PETITION FOR ENFORCEMENT GRANTED; PETITION FOR REVIEW DENIED
The Board did modify the ALJ's proposed remedy for the Company's violation of § 8(a)(1) and (a)(5). That issue is not before us, however, and we need not address it
The two "me-too" documents were the "Letter of Assent-A" (J.A. at 402) and the "Benefit Fund Agreement" (J.A. at 403)
The ALJ apparently assumed that John Deklewa & Sons, Inc., 282 N.L.R.B. Dec. 1375 (1987), enforced sub nom. International Ass'n of Bridge, Structural & Ornamental Iron Workers v. NLRB, 843 F.2d 770 (3d Cir.1988), controlled the issue. (J.A. at 616, 621.) Because the Fourth Circuit has not adopted Deklewa, we analyze the Company's argument under Clark v. Ryan, 818 F.2d 1102 (4th Cir.1987). The result, however, does not change under the rationale of either decision
Specifically, the Letter of Assent-A authorized NECA to act as the Company's "collective bargaining representative for all matters contained in or pertaining to the" § 8(f) agreement between NECA and the Union. (J.A. at 402.) This authorization was to "remain in effect until terminated by [the Company] giving written notice...." (J.A. at 402.) The Benefit Fund Agreement contained similar language. (J.A. at 403.)

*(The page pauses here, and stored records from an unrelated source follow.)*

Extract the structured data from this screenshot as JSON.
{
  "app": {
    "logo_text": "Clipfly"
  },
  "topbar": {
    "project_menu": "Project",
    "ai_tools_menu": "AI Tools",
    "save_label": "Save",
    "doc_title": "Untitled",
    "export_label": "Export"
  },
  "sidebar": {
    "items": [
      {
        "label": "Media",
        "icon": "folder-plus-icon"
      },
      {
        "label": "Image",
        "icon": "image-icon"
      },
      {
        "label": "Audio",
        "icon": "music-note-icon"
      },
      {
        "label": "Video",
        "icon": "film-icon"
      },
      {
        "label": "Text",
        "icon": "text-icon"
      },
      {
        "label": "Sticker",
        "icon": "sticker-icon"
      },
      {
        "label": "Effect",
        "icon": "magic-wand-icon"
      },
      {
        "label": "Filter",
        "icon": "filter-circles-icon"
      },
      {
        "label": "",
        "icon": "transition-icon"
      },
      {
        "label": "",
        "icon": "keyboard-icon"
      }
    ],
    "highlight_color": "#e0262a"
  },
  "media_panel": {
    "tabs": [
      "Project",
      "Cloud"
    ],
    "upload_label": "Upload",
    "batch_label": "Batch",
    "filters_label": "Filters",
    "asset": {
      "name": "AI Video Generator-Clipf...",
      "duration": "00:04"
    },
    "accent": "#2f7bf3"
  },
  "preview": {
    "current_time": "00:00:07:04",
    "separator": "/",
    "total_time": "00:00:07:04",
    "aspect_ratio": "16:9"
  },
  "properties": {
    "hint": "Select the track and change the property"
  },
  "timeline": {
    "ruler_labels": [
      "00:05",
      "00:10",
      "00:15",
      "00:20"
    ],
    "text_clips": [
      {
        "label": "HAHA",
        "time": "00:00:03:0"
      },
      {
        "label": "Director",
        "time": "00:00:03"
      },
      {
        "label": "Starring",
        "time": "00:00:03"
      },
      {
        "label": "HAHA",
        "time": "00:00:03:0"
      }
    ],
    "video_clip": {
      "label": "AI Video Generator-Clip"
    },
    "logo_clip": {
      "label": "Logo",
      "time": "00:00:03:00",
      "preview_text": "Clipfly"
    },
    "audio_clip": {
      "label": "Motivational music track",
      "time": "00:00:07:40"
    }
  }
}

The Company also argues that because Holly Baker, Baker's ex-wife, signed the 1976 "me-too" documents in the name of Baker's sole proprietorship, the Company itself is not bound to the current § 8(f) agreement. Holly Baker signed the "me-too" documents, however, as "President" of the employer, and the Company never explains how she could have been the president of a sole proprietorship. Moreover, the Company has never demonstrated that Daniel Baker was, in fact, operating two separate legal entities. We therefore reject this argument on the Board's reasoning. (J.A. at 609.)